Thursday, December 4, 2008

And So It Begins

My expectations for this site are somehow small and immense at the same time. I don't expect much traffic, but I secretly hope there will be. I don't expect it will bring me anything that great, but the feeling of releasing all the thoughts flying around my head about being married and TTC while working a full-time job and going to grad school part-time is the greatest thing in the world.

I decided to write something here just to get it out. I talk to my friends, my husband, my boss and read the blogs of other people who struggle or have struggled to get pregnant and somehow that doesn't seem to help. As much as my husband wants this, there is no way he wants it as badly as I do. He hasn't spent his whole life dreaming of holding his baby in his arms. You know how most girls dream of their wedding day? Not me. I dreamed of being pregnant, giving birth and raising a child. Now that it's time to accomplish all that, I can't...yet. We're still in the "try for a year because we can't do anything for you until then" phase which is certainly the most frustrating phase yet. It's obviously not working. For 10 months it hasn't worked. Maybe we'll have a miracle in the next two.

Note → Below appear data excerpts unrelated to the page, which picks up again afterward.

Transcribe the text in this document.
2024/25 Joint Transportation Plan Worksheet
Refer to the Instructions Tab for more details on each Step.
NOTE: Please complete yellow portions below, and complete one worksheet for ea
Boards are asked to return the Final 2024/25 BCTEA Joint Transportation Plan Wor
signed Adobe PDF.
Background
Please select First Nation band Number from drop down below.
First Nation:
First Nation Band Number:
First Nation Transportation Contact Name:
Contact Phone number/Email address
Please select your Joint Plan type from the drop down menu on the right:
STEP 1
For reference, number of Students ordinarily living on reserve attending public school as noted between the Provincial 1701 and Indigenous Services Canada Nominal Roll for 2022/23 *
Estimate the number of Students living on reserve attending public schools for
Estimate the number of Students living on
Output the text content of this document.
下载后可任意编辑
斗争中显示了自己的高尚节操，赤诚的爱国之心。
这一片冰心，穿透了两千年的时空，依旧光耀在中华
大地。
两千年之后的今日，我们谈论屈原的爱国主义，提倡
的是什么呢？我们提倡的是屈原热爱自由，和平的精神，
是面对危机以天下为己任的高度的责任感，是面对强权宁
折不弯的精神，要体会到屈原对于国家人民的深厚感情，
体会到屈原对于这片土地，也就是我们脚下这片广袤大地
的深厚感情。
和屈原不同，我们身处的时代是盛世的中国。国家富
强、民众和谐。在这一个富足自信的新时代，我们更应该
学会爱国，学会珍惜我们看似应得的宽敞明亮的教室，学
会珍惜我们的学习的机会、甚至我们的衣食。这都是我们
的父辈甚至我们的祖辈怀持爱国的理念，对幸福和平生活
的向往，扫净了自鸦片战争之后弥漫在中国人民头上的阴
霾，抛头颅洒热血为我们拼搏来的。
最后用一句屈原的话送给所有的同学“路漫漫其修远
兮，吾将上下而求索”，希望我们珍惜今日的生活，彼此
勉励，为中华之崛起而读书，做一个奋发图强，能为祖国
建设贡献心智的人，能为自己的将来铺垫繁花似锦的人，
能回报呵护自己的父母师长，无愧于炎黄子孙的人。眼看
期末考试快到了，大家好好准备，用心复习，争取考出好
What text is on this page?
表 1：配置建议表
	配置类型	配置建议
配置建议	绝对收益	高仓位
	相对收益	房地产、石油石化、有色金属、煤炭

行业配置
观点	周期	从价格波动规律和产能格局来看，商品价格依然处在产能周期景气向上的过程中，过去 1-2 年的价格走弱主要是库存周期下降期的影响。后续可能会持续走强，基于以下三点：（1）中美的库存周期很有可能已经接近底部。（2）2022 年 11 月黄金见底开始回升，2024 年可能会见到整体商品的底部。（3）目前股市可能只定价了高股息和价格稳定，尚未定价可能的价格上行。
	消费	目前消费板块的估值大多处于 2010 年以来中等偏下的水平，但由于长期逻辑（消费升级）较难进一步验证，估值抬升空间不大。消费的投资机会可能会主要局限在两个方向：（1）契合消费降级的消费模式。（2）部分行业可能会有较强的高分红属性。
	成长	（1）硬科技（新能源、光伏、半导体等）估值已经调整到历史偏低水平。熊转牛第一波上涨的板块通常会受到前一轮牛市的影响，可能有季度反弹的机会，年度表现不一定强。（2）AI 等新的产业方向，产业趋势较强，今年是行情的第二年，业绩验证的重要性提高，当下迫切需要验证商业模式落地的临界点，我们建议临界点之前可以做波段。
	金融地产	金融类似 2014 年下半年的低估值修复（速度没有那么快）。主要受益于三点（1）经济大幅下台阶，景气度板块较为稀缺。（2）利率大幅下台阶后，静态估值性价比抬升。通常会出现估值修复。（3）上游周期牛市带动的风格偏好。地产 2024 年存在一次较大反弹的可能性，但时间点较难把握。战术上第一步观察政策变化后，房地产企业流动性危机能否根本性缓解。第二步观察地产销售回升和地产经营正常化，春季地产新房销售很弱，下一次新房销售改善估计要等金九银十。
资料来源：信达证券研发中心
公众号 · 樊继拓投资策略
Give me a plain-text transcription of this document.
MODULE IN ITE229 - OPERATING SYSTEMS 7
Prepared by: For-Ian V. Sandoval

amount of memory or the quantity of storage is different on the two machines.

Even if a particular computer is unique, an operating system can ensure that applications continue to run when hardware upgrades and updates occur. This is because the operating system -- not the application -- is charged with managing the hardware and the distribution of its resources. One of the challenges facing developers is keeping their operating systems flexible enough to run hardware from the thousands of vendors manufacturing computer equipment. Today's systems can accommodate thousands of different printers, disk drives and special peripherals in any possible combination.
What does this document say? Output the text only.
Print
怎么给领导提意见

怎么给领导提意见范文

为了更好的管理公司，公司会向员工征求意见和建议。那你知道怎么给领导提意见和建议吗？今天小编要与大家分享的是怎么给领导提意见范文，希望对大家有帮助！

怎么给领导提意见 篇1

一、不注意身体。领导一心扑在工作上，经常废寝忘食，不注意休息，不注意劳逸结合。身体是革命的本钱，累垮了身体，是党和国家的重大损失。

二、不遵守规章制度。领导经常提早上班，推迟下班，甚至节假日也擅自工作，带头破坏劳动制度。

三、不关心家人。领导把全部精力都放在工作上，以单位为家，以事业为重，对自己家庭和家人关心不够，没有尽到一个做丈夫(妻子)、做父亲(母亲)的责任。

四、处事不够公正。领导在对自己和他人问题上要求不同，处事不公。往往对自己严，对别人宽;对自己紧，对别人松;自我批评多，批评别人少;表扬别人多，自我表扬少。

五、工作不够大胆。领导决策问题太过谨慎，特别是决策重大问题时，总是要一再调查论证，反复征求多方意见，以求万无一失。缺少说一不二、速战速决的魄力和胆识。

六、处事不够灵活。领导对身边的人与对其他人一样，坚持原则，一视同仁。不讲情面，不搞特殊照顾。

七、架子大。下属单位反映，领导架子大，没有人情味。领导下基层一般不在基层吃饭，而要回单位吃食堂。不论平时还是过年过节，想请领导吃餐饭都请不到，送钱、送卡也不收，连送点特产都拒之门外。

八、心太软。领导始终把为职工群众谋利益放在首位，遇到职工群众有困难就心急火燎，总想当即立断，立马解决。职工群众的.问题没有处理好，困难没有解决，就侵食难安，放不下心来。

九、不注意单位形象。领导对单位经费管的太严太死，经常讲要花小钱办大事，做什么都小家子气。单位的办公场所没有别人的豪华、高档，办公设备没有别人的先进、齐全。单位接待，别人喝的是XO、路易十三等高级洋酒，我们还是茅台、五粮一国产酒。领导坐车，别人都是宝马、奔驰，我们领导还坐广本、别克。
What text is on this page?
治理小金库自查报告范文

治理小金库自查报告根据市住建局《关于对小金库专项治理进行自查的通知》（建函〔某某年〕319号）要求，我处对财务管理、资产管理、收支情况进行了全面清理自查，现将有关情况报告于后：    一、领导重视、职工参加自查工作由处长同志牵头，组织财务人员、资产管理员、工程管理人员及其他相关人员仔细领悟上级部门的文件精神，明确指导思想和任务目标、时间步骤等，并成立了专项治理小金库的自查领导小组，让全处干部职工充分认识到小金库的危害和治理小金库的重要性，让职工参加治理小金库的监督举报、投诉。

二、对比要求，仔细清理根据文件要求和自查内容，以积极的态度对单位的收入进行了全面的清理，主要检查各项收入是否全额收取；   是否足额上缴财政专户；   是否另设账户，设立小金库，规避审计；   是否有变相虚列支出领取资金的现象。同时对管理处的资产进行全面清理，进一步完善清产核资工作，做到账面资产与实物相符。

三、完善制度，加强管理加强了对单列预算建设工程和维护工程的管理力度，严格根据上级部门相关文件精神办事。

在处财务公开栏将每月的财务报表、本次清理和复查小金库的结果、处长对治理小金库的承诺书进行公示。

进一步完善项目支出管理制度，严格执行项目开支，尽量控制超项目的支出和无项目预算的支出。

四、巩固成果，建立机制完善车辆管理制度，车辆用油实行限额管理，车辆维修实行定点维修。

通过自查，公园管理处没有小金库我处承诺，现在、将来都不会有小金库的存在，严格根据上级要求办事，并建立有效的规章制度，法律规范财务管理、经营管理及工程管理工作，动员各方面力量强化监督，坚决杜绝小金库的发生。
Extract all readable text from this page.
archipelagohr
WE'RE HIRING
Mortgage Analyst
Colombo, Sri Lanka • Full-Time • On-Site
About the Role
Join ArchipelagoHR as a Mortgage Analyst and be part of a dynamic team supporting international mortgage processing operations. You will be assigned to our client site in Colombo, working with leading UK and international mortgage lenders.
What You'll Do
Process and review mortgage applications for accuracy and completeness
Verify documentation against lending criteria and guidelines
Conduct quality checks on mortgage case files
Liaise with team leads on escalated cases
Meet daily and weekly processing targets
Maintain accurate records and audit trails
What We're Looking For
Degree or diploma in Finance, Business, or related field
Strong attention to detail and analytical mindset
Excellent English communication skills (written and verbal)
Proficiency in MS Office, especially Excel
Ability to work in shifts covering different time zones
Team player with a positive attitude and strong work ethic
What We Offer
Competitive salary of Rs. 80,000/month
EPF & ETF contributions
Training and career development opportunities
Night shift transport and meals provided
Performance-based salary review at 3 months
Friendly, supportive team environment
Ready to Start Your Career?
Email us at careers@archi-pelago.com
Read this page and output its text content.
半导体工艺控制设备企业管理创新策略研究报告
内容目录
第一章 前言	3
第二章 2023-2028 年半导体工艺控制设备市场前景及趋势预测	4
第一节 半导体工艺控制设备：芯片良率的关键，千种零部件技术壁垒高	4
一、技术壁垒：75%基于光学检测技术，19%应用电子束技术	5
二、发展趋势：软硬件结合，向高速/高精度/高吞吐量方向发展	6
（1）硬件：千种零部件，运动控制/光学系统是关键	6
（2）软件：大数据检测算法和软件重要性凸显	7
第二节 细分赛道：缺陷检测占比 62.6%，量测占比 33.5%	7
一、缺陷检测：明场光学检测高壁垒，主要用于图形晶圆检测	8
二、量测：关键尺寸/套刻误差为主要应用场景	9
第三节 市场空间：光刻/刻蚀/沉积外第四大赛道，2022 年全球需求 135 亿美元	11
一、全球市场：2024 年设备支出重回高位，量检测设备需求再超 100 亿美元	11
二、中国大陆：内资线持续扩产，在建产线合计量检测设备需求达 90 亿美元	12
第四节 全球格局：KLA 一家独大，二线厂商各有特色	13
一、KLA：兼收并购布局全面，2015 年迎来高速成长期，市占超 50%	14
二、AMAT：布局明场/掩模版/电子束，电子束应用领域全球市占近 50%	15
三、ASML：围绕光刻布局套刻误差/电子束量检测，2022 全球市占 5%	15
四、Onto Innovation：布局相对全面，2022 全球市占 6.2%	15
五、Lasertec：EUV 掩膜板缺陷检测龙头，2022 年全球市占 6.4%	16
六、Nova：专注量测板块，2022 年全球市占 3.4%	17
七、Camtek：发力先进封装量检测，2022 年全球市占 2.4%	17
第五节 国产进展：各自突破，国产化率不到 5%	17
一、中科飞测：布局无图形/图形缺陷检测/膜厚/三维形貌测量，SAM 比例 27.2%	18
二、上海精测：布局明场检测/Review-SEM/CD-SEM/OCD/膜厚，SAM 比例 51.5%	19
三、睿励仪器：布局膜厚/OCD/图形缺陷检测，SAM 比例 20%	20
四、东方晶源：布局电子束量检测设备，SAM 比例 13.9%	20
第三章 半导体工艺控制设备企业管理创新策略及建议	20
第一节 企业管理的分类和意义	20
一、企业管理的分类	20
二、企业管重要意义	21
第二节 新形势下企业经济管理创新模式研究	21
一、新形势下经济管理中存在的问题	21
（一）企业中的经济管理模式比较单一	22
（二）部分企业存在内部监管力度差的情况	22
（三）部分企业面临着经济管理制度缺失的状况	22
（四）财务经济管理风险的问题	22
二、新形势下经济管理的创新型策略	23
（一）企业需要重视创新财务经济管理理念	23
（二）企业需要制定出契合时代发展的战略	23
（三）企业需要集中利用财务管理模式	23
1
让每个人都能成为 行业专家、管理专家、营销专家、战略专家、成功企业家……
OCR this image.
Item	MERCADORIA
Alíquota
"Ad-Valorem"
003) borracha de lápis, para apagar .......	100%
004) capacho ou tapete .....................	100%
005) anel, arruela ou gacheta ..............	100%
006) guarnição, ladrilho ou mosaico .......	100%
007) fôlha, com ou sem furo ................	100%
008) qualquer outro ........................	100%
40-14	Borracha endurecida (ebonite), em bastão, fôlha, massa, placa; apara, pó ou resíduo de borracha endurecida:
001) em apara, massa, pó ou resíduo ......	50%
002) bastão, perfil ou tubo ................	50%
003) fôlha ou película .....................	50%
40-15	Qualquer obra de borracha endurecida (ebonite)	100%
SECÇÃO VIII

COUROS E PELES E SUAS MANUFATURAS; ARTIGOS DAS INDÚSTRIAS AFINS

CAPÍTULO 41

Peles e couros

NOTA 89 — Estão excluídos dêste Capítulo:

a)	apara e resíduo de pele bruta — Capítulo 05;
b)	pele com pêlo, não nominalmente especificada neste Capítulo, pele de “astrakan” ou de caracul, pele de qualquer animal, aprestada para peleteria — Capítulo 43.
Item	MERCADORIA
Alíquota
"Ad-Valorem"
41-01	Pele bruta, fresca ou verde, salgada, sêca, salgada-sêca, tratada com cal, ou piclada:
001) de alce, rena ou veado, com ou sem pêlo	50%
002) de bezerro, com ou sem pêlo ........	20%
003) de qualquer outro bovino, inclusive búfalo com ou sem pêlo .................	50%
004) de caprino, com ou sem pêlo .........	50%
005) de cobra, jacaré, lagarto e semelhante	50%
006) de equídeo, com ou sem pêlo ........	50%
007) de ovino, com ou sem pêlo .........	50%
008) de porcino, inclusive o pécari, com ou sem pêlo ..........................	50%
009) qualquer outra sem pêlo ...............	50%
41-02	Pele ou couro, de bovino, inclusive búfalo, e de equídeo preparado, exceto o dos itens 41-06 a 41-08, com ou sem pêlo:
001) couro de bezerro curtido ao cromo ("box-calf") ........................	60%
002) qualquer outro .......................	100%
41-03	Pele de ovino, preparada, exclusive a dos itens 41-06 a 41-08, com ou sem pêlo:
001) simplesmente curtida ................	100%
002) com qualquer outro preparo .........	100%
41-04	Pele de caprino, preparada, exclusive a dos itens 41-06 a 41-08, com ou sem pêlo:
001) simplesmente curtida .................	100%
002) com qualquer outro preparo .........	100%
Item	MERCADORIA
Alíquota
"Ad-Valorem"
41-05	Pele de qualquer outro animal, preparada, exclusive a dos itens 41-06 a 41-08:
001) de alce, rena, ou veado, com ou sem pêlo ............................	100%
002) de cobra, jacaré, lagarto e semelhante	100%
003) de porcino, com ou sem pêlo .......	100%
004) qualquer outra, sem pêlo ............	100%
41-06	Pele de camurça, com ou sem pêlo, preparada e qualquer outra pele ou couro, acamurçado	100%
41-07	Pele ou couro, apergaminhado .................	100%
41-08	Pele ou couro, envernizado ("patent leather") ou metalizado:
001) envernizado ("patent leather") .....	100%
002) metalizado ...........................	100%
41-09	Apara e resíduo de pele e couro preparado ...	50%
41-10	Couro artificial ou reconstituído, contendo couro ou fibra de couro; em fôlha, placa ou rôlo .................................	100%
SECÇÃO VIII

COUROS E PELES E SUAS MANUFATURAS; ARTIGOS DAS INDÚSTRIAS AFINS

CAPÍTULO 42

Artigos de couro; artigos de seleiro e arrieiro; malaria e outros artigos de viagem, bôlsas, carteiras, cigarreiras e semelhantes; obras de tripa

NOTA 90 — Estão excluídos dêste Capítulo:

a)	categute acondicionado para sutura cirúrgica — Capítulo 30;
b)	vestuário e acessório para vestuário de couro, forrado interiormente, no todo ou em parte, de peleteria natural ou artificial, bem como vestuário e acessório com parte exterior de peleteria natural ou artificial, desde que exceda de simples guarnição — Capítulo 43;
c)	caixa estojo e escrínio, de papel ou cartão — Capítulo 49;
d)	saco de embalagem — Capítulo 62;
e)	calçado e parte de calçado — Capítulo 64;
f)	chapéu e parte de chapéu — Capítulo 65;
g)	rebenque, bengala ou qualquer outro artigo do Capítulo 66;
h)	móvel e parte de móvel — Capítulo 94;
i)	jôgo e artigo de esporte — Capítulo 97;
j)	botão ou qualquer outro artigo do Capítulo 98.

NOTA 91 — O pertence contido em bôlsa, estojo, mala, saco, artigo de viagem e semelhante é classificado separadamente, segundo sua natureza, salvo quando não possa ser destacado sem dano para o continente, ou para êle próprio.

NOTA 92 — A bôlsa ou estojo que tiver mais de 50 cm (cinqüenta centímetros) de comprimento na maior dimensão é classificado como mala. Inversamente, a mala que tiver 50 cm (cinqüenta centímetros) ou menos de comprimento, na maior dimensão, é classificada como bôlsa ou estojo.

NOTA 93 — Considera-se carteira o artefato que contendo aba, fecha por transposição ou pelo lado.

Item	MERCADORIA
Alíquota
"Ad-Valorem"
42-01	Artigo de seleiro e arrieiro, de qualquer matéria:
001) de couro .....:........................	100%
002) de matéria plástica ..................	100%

Aside from that, I love my life. My job is great, pays well and has good benefits. My coworkers and I laugh hysterically all day long. My marriage is profoundly good for me. I am finally loved the way I should be and, thus, am able to love him how I always hoped I'd be able to. Things are easy for us. We can afford most of what we want, we hardly ever disagree, we find each other ridiculously funny and cute, and our families get along perfectly. Now if only we could change that "perfect couple" image into a "perfect family" image.